My jaw tightened as her joke had time to linger. I chewed on the words as they sent a white-hot rage to build in the pit of my stomach.

“Don’t,” she murmured. “Not here.” Her eyes flicked to mine again, quick, warning. “Stella’s here,” she added.

I stepped closer.

Close enough that it read correctly from the outside.

Close enough that every camera in the room would catch the angle and build whatever narrative they wanted out of it.

Close enough that I caught her scent under the arena air—something soft, clean, faintly warm.

Familiar now in a way I hadn’t agreed to.

She didn’t move.

Just held her ground.

The win was still in my blood. The noise still echoing behind my ears. The pressure that had been sitting on my chest for weeks cracked just enough to let something through I didn’t have a name for yet.

Relief.

Maybe.

Before I could think better of it, I leaned in and pressed a quick kiss to her cheek. Soft. Fast. Gone almost as soon as it landed.

“Pour les caméras,” I muttered under my breath as I tipped my head toward the rolling film.

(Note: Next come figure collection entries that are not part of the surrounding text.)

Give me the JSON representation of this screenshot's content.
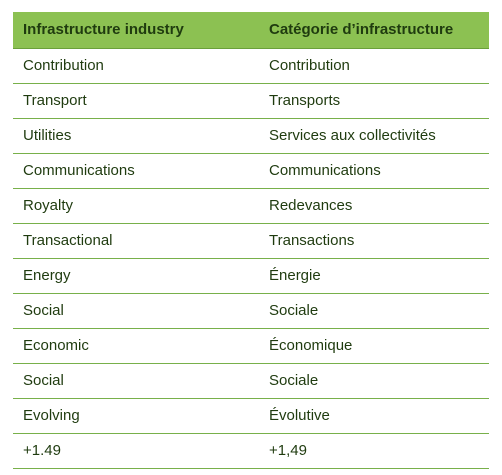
{
  "table": {
    "headers": {
      "english": "Infrastructure industry",
      "french": "Catégorie d’infrastructure"
    },
    "rows": [
      {
        "english": "Contribution",
        "french": "Contribution"
      },
      {
        "english": "Transport",
        "french": "Transports"
      },
      {
        "english": "Utilities",
        "french": "Services aux collectivités"
      },
      {
        "english": "Communications",
        "french": "Communications"
      },
      {
        "english": "Royalty",
        "french": "Redevances"
      },
      {
        "english": "Transactional",
        "french": "Transactions"
      },
      {
        "english": "Energy",
        "french": "Énergie"
      },
      {
        "english": "Social",
        "french": "Sociale"
      },
      {
        "english": "Economic",
        "french": "Économique"
      },
      {
        "english": "Social",
        "french": "Sociale"
      },
      {
        "english": "Evolving",
        "french": "Évolutive"
      },
      {
        "english": "+1.49",
        "french": "+1,49"
      }
    ]
  },
  "colors": {
    "header_background": "#8cc152",
    "row_border": "#78b04a",
    "text": "#1f3b0f"
  }
}
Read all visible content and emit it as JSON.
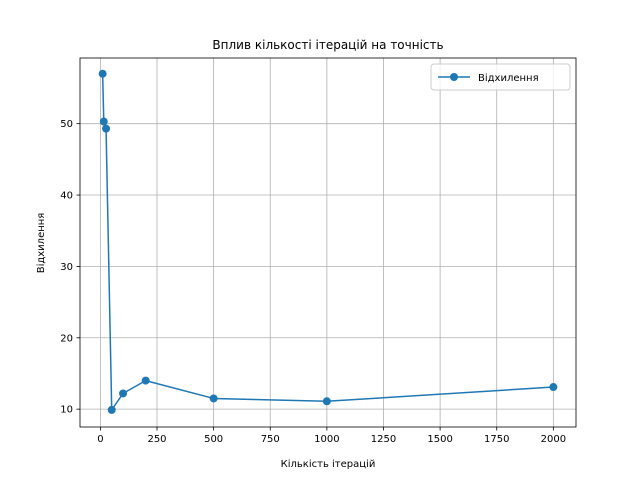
{
  "chart_data": {
    "type": "line",
    "title": "Вплив кількості ітерацій на точність",
    "xlabel": "Кількість ітерацій",
    "ylabel": "Відхилення",
    "xlim": [
      -90,
      2100
    ],
    "ylim": [
      7.5,
      59.2
    ],
    "xticks": [
      0,
      250,
      500,
      750,
      1000,
      1250,
      1500,
      1750,
      2000
    ],
    "yticks": [
      10,
      20,
      30,
      40,
      50
    ],
    "grid": true,
    "legend_position": "top-right",
    "series": [
      {
        "name": "Відхилення",
        "color": "#1f77b4",
        "marker": "circle",
        "x": [
          10,
          15,
          25,
          50,
          100,
          200,
          500,
          1000,
          2000
        ],
        "y": [
          57.0,
          50.3,
          49.3,
          9.9,
          12.2,
          14.0,
          11.5,
          11.1,
          13.1
        ]
      }
    ]
  }
}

It wasn’t a lie. It just wasn’t the whole truth.

Her breath caught. Barely. Her eyes snapped to mine—sharp, surprised, searching like she was trying to find the line between performance and something else.

And just as quickly, it faded. Replaced with that same composed expression as she turned slightly toward the room, shoulders resetting, spine straightening like she was locking herself back into place.

“Ready,” she said, louder now.

Professional.

Perfect.

I stepped up to the podium.

Chairs scraped. Cameras lifted. The room tightened. And then—

“—Alois!” Stella. Front row. No hesitation. No wasted time. “How does it feel,” she continued, tone even, “to have the charges dismissed this morning and then step onto the ice tonight like nothing happened?”

Straight to the throat.

A few pens stilled. A couple of cameras zoomed tighter.

“It didn’t feel like nothing,” I stated. “It felt like hockey.”

A ripple moved through the room.

Another voice jumped in before Stella could follow. “Do you think the ruling was fair, given the level of force involved in the incident?”

“I think the people who saw it made the decision they were supposed to,” I replied. “That’s their job.”

“And your job?” someone else pressed.

“To play a game,” I said flippantly.

“And protect your teammates?” Stella cut back in, smooth as glass.

My eyes flicked to her. “My job is to do what the game requires,” I snarled back.

Then—“Bea,” another reporter called, shifting the angle without even trying to hide it. “Can you speak to the organization’s role in managing the narrative around this situation? There’s been some suggestion—”

“There’s always suggestion,” Bea cut in smoothly, stepping forward just enough to be seen without overtaking the frame. “Our role is to communicate clearly and accurately. That’s what we’ve done.”

“But with your relationship—”

“Is not relevant to the legal process,” she finished, still calm. Still composed. “And not something we’re discussing in that context.”

“Alois,” Stella again, voice cutting back through before anyone else could claim the space. “Do you feel the perception of you has changed today?”

“Perception changes every time someone decides it should,” I answered.

“Do you care?” she asked.

“I care about the people in that room,” I said, jerking my chin vaguely toward the ice beyond the walls.

“And Bea?” someone else added, quick, opportunistic. “Does she factor into that?”

A few heads turned.

“Yes,” I said. Simple. Uncomplicated.